I just found out that one of my favorite obscure bands, Lotion -- best known probably for having Thomas Pynchon write the liner notes to their second album, which I'll admit is the only reason I heard of them in the first place -- recorded the Left Banke's "Just Walk Away, Renee." I heard a snatch of it on allmusic.com and it wasn't half-bad.

I couldn't find it to download, but know what? There is no end of cover versions of that song. I have the Four Tops version, but I didn't know Kelly Clarkson, Vonda Shepard, Bruce Springsteen, The Association, Rickie Lee Jones, Marshall Crenshaw, Cyndi Lauper, and Bon Jovi have all taken a crack at it, too.

I heard the Cowsills version -- it's so awful it's good. Billy Bragg does a beautiful inspired take on it, too, where the tune serves as a backup to his own poetic ramblings about an old girlfriend. (I can't stop playing it.) Southside Johnny does it with some great sax and very soulful backup.
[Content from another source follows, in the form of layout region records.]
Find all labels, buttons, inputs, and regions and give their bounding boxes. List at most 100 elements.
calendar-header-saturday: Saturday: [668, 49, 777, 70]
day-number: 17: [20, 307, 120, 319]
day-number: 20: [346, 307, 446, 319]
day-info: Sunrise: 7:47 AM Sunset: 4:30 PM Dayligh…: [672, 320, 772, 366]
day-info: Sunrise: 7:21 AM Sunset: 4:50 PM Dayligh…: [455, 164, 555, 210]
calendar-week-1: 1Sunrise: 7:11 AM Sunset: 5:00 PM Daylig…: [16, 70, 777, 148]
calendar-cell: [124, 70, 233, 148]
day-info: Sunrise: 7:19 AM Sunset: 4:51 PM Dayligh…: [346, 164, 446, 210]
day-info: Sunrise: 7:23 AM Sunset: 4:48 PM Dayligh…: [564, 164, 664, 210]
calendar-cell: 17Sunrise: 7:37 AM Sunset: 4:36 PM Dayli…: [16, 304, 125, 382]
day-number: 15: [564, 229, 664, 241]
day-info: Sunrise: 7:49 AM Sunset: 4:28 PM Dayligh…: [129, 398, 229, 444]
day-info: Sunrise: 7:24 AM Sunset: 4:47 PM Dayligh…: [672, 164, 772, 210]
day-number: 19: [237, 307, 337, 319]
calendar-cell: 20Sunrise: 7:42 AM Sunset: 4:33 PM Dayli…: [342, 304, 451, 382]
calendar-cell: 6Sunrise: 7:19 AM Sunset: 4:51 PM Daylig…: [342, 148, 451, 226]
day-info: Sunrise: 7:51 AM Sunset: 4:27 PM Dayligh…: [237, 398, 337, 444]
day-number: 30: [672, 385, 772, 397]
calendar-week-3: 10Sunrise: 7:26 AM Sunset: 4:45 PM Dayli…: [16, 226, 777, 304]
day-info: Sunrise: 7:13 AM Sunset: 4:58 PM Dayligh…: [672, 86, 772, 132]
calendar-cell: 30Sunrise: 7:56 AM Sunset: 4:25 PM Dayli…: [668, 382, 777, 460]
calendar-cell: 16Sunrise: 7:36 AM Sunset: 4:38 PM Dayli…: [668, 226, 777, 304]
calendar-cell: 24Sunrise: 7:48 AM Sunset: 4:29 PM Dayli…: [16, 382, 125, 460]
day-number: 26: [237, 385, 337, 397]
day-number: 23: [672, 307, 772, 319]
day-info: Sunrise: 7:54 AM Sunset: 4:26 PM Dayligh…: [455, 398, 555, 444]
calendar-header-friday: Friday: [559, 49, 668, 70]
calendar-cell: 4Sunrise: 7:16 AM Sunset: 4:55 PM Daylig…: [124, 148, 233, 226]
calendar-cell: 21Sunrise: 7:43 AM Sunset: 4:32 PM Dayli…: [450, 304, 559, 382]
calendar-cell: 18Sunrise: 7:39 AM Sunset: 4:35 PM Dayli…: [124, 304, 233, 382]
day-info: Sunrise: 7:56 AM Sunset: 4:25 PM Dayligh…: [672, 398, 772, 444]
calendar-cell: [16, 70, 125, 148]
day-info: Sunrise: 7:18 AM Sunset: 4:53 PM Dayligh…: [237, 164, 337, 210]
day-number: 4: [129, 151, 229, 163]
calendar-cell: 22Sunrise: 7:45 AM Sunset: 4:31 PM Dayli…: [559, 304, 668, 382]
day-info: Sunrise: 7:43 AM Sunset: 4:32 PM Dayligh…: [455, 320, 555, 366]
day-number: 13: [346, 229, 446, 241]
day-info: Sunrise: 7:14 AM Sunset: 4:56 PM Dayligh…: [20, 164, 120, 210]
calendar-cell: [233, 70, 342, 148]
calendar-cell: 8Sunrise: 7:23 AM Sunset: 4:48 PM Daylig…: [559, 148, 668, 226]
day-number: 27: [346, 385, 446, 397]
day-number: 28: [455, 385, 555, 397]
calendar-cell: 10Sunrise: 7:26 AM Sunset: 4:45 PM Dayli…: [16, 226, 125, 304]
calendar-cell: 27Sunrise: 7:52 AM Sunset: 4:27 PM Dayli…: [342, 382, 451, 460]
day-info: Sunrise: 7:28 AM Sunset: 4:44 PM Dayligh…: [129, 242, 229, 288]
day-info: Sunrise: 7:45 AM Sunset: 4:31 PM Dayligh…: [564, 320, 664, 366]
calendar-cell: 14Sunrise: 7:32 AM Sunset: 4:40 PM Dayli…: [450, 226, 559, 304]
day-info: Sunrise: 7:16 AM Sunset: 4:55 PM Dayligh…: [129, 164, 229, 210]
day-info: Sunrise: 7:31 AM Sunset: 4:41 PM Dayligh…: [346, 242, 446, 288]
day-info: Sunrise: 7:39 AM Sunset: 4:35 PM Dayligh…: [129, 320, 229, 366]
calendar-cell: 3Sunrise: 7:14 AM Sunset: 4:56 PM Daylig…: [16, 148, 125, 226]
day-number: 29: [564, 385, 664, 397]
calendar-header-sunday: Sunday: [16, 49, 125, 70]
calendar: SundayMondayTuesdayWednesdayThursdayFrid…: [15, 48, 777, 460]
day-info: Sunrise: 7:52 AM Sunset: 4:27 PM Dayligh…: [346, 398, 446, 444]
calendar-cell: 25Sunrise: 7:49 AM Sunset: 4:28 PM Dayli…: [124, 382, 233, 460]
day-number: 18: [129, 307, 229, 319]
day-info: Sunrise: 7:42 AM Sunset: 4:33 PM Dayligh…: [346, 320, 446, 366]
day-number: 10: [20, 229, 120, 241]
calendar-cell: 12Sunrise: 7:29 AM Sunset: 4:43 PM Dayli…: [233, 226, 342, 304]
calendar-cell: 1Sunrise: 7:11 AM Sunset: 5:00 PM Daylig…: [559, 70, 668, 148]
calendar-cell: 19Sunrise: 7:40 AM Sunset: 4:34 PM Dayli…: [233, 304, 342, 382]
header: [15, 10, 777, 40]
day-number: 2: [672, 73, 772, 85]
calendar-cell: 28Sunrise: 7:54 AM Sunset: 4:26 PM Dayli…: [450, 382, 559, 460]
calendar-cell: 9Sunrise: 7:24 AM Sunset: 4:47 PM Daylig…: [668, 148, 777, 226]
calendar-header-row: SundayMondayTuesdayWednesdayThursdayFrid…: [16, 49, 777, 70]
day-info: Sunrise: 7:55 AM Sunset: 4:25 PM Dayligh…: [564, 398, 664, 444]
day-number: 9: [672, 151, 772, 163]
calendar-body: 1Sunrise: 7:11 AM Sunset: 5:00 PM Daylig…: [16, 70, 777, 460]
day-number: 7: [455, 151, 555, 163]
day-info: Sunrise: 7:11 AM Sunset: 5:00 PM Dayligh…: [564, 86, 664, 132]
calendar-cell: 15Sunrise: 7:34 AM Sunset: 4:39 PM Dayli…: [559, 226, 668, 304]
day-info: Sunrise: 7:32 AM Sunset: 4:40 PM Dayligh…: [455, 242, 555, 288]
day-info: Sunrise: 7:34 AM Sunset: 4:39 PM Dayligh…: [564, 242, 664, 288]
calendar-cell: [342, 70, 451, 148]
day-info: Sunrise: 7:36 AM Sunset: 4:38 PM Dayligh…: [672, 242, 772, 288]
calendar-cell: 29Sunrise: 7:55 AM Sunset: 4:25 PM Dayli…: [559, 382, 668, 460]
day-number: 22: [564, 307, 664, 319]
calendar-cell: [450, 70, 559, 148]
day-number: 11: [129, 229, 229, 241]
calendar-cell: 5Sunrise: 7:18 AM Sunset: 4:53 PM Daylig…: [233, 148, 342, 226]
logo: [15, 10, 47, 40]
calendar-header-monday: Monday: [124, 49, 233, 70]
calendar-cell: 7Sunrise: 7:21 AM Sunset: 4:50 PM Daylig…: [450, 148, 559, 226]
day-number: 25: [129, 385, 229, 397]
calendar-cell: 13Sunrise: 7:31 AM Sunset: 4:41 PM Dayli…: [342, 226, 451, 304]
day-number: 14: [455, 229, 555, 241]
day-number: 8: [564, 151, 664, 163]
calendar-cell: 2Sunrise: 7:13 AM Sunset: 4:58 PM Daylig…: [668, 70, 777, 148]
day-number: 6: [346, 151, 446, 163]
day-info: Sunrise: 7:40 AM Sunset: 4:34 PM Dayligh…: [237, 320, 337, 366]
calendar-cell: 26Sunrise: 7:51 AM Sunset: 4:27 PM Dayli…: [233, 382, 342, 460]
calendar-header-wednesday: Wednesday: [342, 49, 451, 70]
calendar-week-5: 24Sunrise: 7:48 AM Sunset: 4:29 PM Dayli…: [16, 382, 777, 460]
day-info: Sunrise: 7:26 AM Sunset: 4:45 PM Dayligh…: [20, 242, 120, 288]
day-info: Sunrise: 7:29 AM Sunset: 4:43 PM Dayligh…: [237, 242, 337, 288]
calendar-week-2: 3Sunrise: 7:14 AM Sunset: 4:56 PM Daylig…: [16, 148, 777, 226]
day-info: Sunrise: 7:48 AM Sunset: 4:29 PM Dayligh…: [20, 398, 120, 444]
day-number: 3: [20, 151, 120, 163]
Another goopy romantic favorite of mine, another wonderful piece of glittering throwaway heart-melting trash, is the Tremeloes "Silence is Golden." Looks like everyone and his dog has covered that, too. Frankie Valli and the Four Seasons, for one -- you'd think it would be right up the alley for those cheesemeisters, but they fumble it pretty badly.

2 comments:

Anonymous said...

The original version of Silence is Golden was by the Four Seasons (1964), the cover version was by the Tremeloes in 1967! The Seasons wasted "Silence" by putting it on the B side of their No 1 hit "Rag Doll". In my view and that of most professional critics, the 4 Seasons original of "Silence is Golden" is far superior to the Tremeloes.
Lots of British groups in the 60s and 70s mined the Seasons song book for material

Unknown said...

Wow, was I ever wrong on my facts regarding the dates. But only a professional critic with a brain full of sand would prefer that abysmal Four Seasons version. It is sheer unlistenable dreck. The arrangement is awful beyond words -- it's slow, bereft of any but the most facile emotion, and what's with that clopping sound in the background? Were they performing on Lawrence Welk? I make no great claims for The Tremeloes as a band, but clearly they or their producer knew how to crack the song open. They found the great gooey core of the song's purely adolescent sentiment and exploited it brilliantly.